IF-THEN/ELSE Expression

IF logic-expression THEN expression-2 $\ms {[}$ ELSE expression-3 $\ms {]}$

The IF-THEN/ELSE expression evaluates the logical expression logic-expression and returns the result of evaluating the second or third operand expression according to the logical test result. If the logic-expression is true (non­zero and non­missing), then the result of evaluating expression-2 is returned. If the logic-expression is false (zero or missing), then the result of evaluating expression-3 is returned. The other subexpression that is not selected is not evaluated.

An ELSE clause is matched during parsing with the nearest IF-THEN clause that does not have a matching ELSE. The ELSE clause can be omitted for numeric expressions; the resulting IF-THEN is handled as if a default ELSE 0 clause were supplied.

Use the IF-THEN/ELSE expression to handle special cases in models. For example, an inventory model based on discrete time periods might require special handling for the first or last period. In the following example the initial inventory for the first period is assumed to be fixed:

   proc optmodel;
      number T;
      var inv{1..T}, order{1..T};
      number sell{1..T};
      number inv0;
      . . .
      /* balance inventory flow */
      con iflow{i in 1..T}: 
          inv[i] = order[i] - sell[i] +
          if i=1 then inv0 else inv[i-1];
      . . .

The IF-THEN/ELSE expression in the example models the initial inventory for a time period $i$. Usually the inventory value is the inventory at the end of the previous period, but for the first time period the inventory value is given by the inv0 parameter. The iflow constraints are linear because the IF-THEN/ELSE test subexpression does not depend on variables and the other subexpressions are linear.

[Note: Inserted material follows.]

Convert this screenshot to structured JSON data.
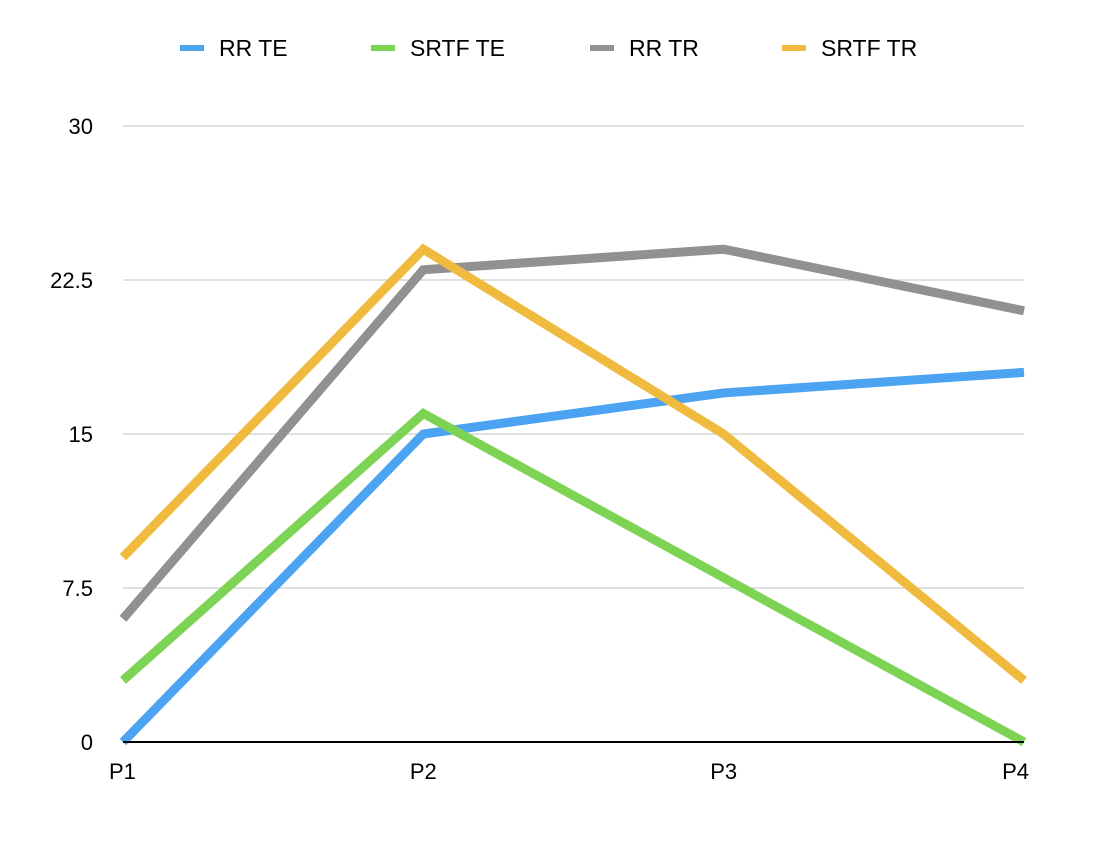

IF-THEN/ELSE can be used as either a set expression or a scalar expression. The type of expression depends on the subexpression between the THEN and ELSE keywords. The type used affects the parsing of the subexpression that follows the ELSE keyword because the set form has a lower operator precedence. For example, the following two expressions are equivalent because the numeric IF-THEN/ELSE has a higher precedence than the range operator (..):

   IF logic THEN 1 ELSE 2 .. 3

   (IF logic THEN 1 ELSE 2) .. 3

But the set form of IF-THEN/ELSE has lower precedence than the range expression operator. So the following two expressions are equivalent:

   IF logic THEN 1 .. 2 ELSE 3 .. 4

   IF logic THEN (1 .. 2) ELSE (3 .. 4)

The IF-THEN and IF-THEN/ELSE operators always have higher precedence than the logic operators. So, for example, the following two expressions are equivalent:

   IF logic THEN numeric1 < numeric2

   (IF logic THEN numeric1) < numeric2

It is best to use parentheses when in doubt about precedence.